Artikel 2.6 Vergoeding voor de werkzaamheden van de leden van de rekenkamer-commissie

  • 1.

    De leden ontvangen een maandelijkse vergoeding voor hun werkzaamheden. Deze ver-goeding is gelijk aan 90 % van het bedrag voor een raadslid in een gemeente klasse 4 dat staat vermeld in tabel I van het Rechtspositiebesluit raads- en commissieleden zoals dat jaarlijks door de Minister van Binnenlandse Zaken is vastgesteld.

  • 2.

    De vergoedingen als bedoeld in het eerste lid komen ten laste van het budget van de Rekenkamercommissie als bedoeld in artikel 5.

Paragraaf 3 De werkwijze van de rekenkamercommissie

Artikel 3.1 Reglement van orde

De rekenkamercommissie stelt een reglement van orde voor haar vergaderingen en andere werkzaamheden vast. Zij zendt het reglement na de vaststelling onverwijld ter kennisneming naar de gemeenteraad.

Artikel 3.2 Overleg met de gemeenteraad

  • 1.

    De rekenkamercommissie heeft minimaal een keer per jaar overleg met een vertegenwoordiging uit de gemeenteraad (het Presidium). In dit overleg wordt de voortgang van de onderzoeken besproken en geïnventariseerd in hoeverre de raad gebruik wil maken van zijn bevoegdheid een verzoek in te dienen.

  • 2.

    De rekenkamercommissie stuurt aan de raad elk jaar vóór 1 april een verslag van de werkzaamheden over het voorgaande jaar, vergezeld van een financiële verantwoording.

  • 3.

    De rekenkamercommissie beoordeelt of het wenselijk is de raad tussentijds te informeren over de voortgang van zijn werkzaamheden.

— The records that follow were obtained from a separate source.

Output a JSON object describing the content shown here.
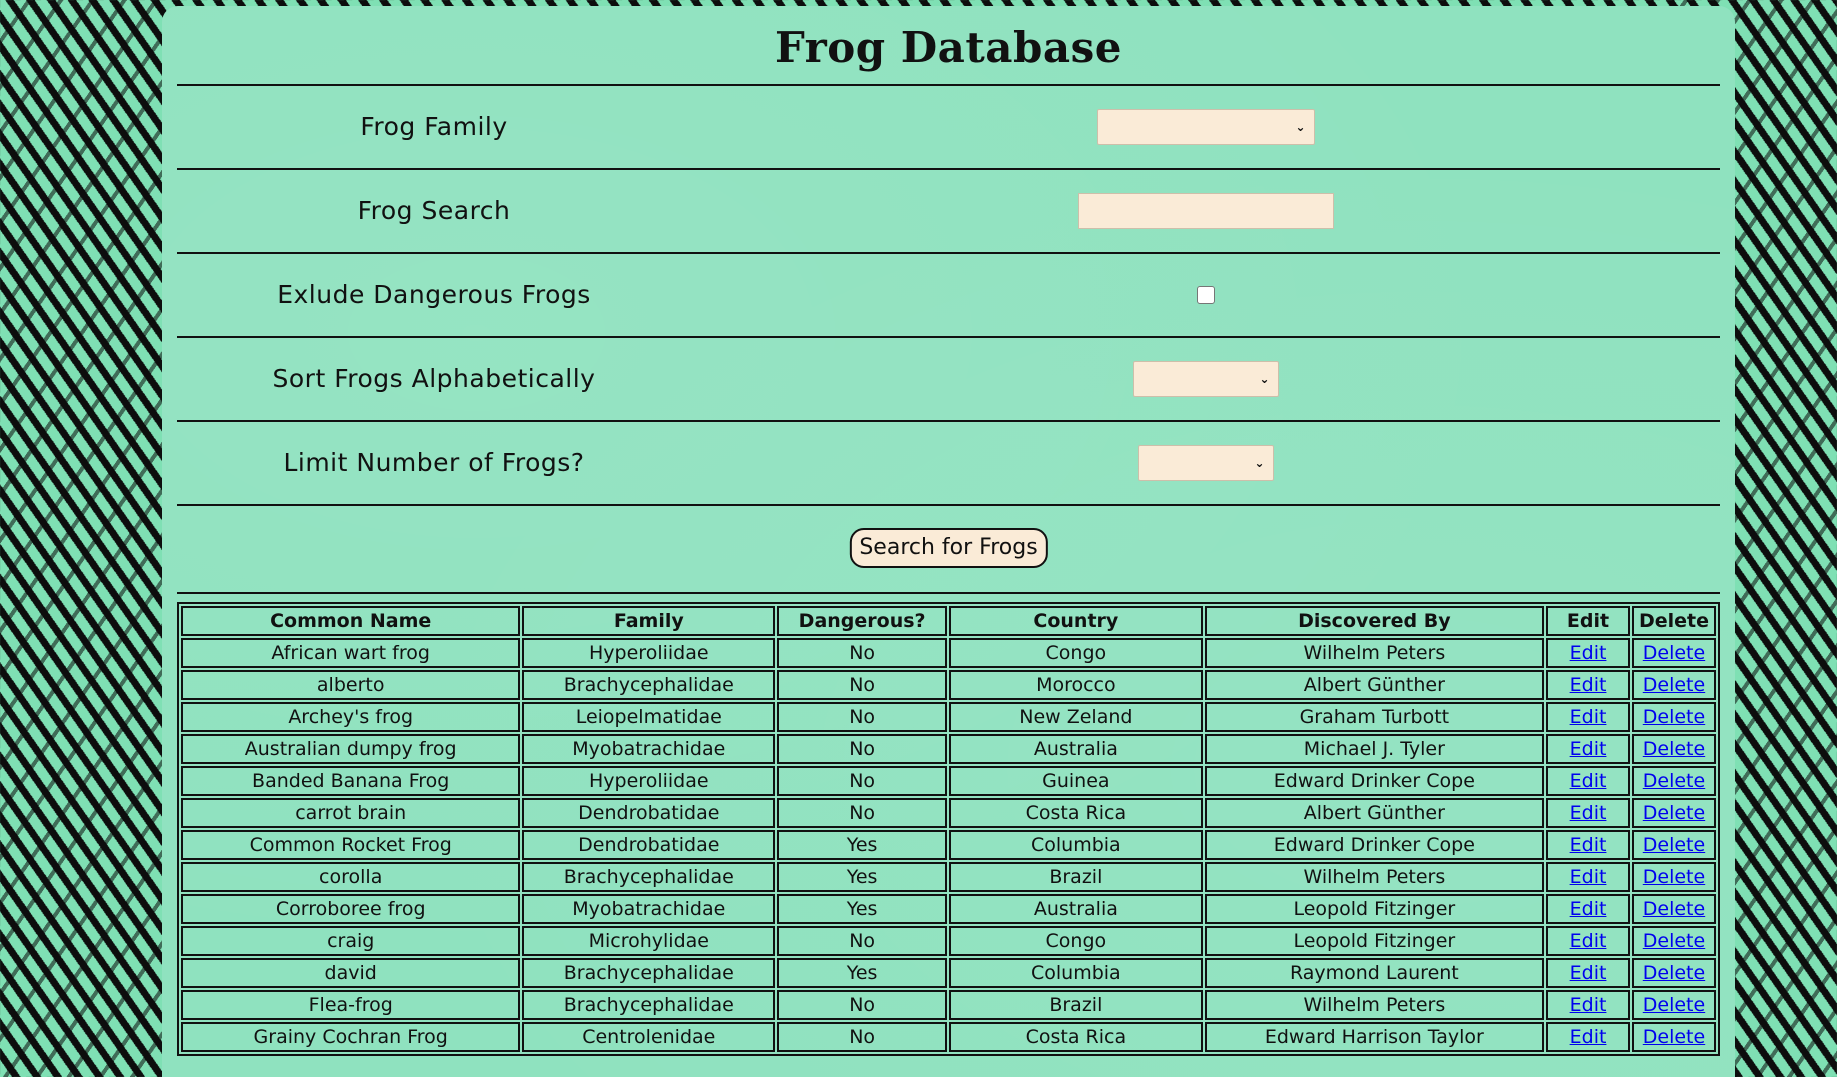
{
  "title": "Frog Database",
  "filters": {
    "family_label": "Frog Family",
    "family_value": "",
    "search_label": "Frog Search",
    "search_value": "",
    "exclude_label": "Exlude Dangerous Frogs",
    "exclude_checked": false,
    "sort_label": "Sort Frogs Alphabetically",
    "sort_value": "",
    "limit_label": "Limit Number of Frogs?",
    "limit_value": ""
  },
  "search_button": "Search for Frogs",
  "table": {
    "headers": [
      "Common Name",
      "Family",
      "Dangerous?",
      "Country",
      "Discovered By",
      "Edit",
      "Delete"
    ],
    "rows": [
      [
        "African wart frog",
        "Hyperoliidae",
        "No",
        "Congo",
        "Wilhelm Peters",
        "Edit",
        "Delete"
      ],
      [
        "alberto",
        "Brachycephalidae",
        "No",
        "Morocco",
        "Albert Günther",
        "Edit",
        "Delete"
      ],
      [
        "Archey's frog",
        "Leiopelmatidae",
        "No",
        "New Zeland",
        "Graham Turbott",
        "Edit",
        "Delete"
      ],
      [
        "Australian dumpy frog",
        "Myobatrachidae",
        "No",
        "Australia",
        "Michael J. Tyler",
        "Edit",
        "Delete"
      ],
      [
        "Banded Banana Frog",
        "Hyperoliidae",
        "No",
        "Guinea",
        "Edward Drinker Cope",
        "Edit",
        "Delete"
      ],
      [
        "carrot brain",
        "Dendrobatidae",
        "No",
        "Costa Rica",
        "Albert Günther",
        "Edit",
        "Delete"
      ],
      [
        "Common Rocket Frog",
        "Dendrobatidae",
        "Yes",
        "Columbia",
        "Edward Drinker Cope",
        "Edit",
        "Delete"
      ],
      [
        "corolla",
        "Brachycephalidae",
        "Yes",
        "Brazil",
        "Wilhelm Peters",
        "Edit",
        "Delete"
      ],
      [
        "Corroboree frog",
        "Myobatrachidae",
        "Yes",
        "Australia",
        "Leopold Fitzinger",
        "Edit",
        "Delete"
      ],
      [
        "craig",
        "Microhylidae",
        "No",
        "Congo",
        "Leopold Fitzinger",
        "Edit",
        "Delete"
      ],
      [
        "david",
        "Brachycephalidae",
        "Yes",
        "Columbia",
        "Raymond Laurent",
        "Edit",
        "Delete"
      ],
      [
        "Flea-frog",
        "Brachycephalidae",
        "No",
        "Brazil",
        "Wilhelm Peters",
        "Edit",
        "Delete"
      ],
      [
        "Grainy Cochran Frog",
        "Centrolenidae",
        "No",
        "Costa Rica",
        "Edward Harrison Taylor",
        "Edit",
        "Delete"
      ]
    ]
  }
}
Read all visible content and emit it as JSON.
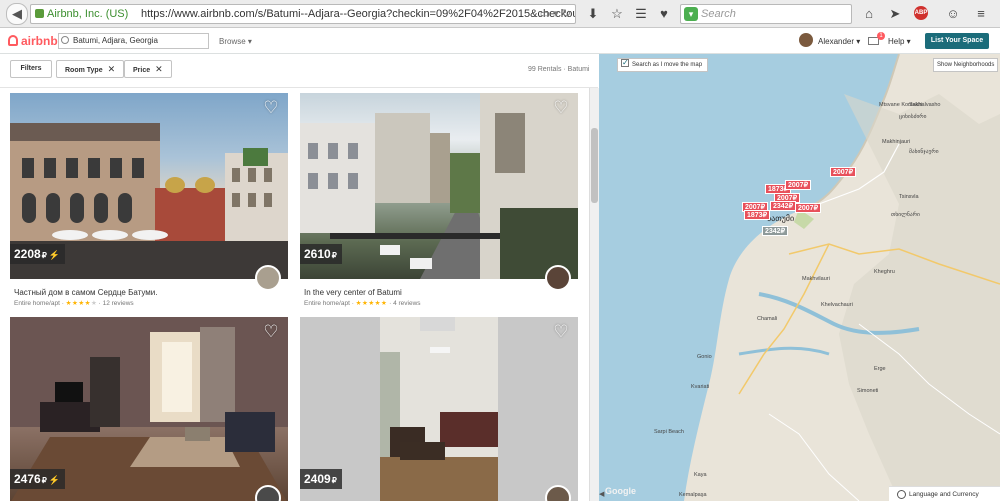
{
  "browser": {
    "site_identity": "Airbnb, Inc. (US)",
    "url": "https://www.airbnb.com/s/Batumi--Adjara--Georgia?checkin=09%2F04%2F2015&checkout=09%2F08%2F20",
    "search_placeholder": "Search",
    "adblock_label": "ABP"
  },
  "header": {
    "logo_text": "airbnb",
    "location_value": "Batumi, Adjara, Georgia",
    "browse_label": "Browse",
    "user_name": "Alexander",
    "mail_count": "1",
    "help_label": "Help",
    "list_space_label": "List Your Space",
    "colors": {
      "brand": "#ff5a5f",
      "list_space_bg": "#1b6c7a"
    }
  },
  "filters": {
    "filters_label": "Filters",
    "room_type_label": "Room Type",
    "price_label": "Price",
    "close_glyph": "✕",
    "rentals_count": "99 Rentals · Batumi"
  },
  "listings": [
    {
      "price": "2208",
      "currency": "₽",
      "instant": true,
      "title": "Частный дом в самом Сердце Батуми.",
      "type": "Entire home/apt",
      "stars_full": "★★★★",
      "stars_empty": "★",
      "reviews": "12 reviews"
    },
    {
      "price": "2610",
      "currency": "₽",
      "instant": false,
      "title": "In the very center of Batumi",
      "type": "Entire home/apt",
      "stars_full": "★★★★★",
      "stars_empty": "",
      "reviews": "4 reviews"
    },
    {
      "price": "2476",
      "currency": "₽",
      "instant": true,
      "title": "",
      "type": "",
      "stars_full": "",
      "stars_empty": "",
      "reviews": ""
    },
    {
      "price": "2409",
      "currency": "₽",
      "instant": false,
      "title": "",
      "type": "",
      "stars_full": "",
      "stars_empty": "",
      "reviews": ""
    }
  ],
  "map": {
    "search_as_move_label": "Search as I move the map",
    "show_neighborhoods_label": "Show Neighborhoods",
    "language_currency_label": "Language and Currency",
    "google_label": "Google",
    "pins": [
      {
        "label": "2007₽",
        "highlight": true
      },
      {
        "label": "1873₽",
        "highlight": true
      },
      {
        "label": "2007₽",
        "highlight": true
      },
      {
        "label": "2342₽",
        "highlight": true
      },
      {
        "label": "2007₽",
        "highlight": true
      },
      {
        "label": "1873₽",
        "highlight": true
      },
      {
        "label": "2007₽",
        "highlight": true
      },
      {
        "label": "2342₽",
        "highlight": false
      }
    ],
    "towns": [
      "Mtsvane Kontskhi",
      "Sakhalvasho",
      "Makhinjauri",
      "Tsinsvla",
      "Batumi",
      "Khelvachauri",
      "Kheghru",
      "Makhvilauri",
      "Chamali",
      "Gonio",
      "Kvariati",
      "Erge",
      "Simoneti",
      "Sarpi Beach",
      "Kaya",
      "Kemalpaşa",
      "ბათუმი",
      "ციხისძირი",
      "თხილნარი",
      "მახინჯაური"
    ]
  }
}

Artikel 3.3 Onderwerpen voor en beslissing tot uitvoeren van onderzoek

  • 1.

    Suggesties tot het verrichten van een onderzoek kunnen worden gedaan door:

    • a.

      de rekenkamercommissie;

    • b.

      de gemeenteraad;

    • c.

      commissies als bedoeld in artikel 82 van de Gemeentewet waaraan bestuursbevoegdheden van het college van burgemeester en wethouders zijn toegekend.

  • 2.

    De rekenkamercommissie kiest zelfstandig de onderwerpen voor haar onderzoek, formu-leert de probleemstelling en de onderzoeksvragen en stelt de onderzoeksopzet vast. De onderzoeksopzet wordt door de rekenkamercommissie ter kennisneming voorgelegd aan de gemeenteraad.

  • 3.

    De raad kan de rekenkamercommissie een verzoek doen tot het instellen van een onder-zoek. Dit verzoek moet voldoen aan de criteria zoals opgesteld in artikel 3.4. Indien de rekenkamercommissie niet aan het verzoek van de raad voldoet, zal zij daarvoor gegronde redenen moeten aanvoeren.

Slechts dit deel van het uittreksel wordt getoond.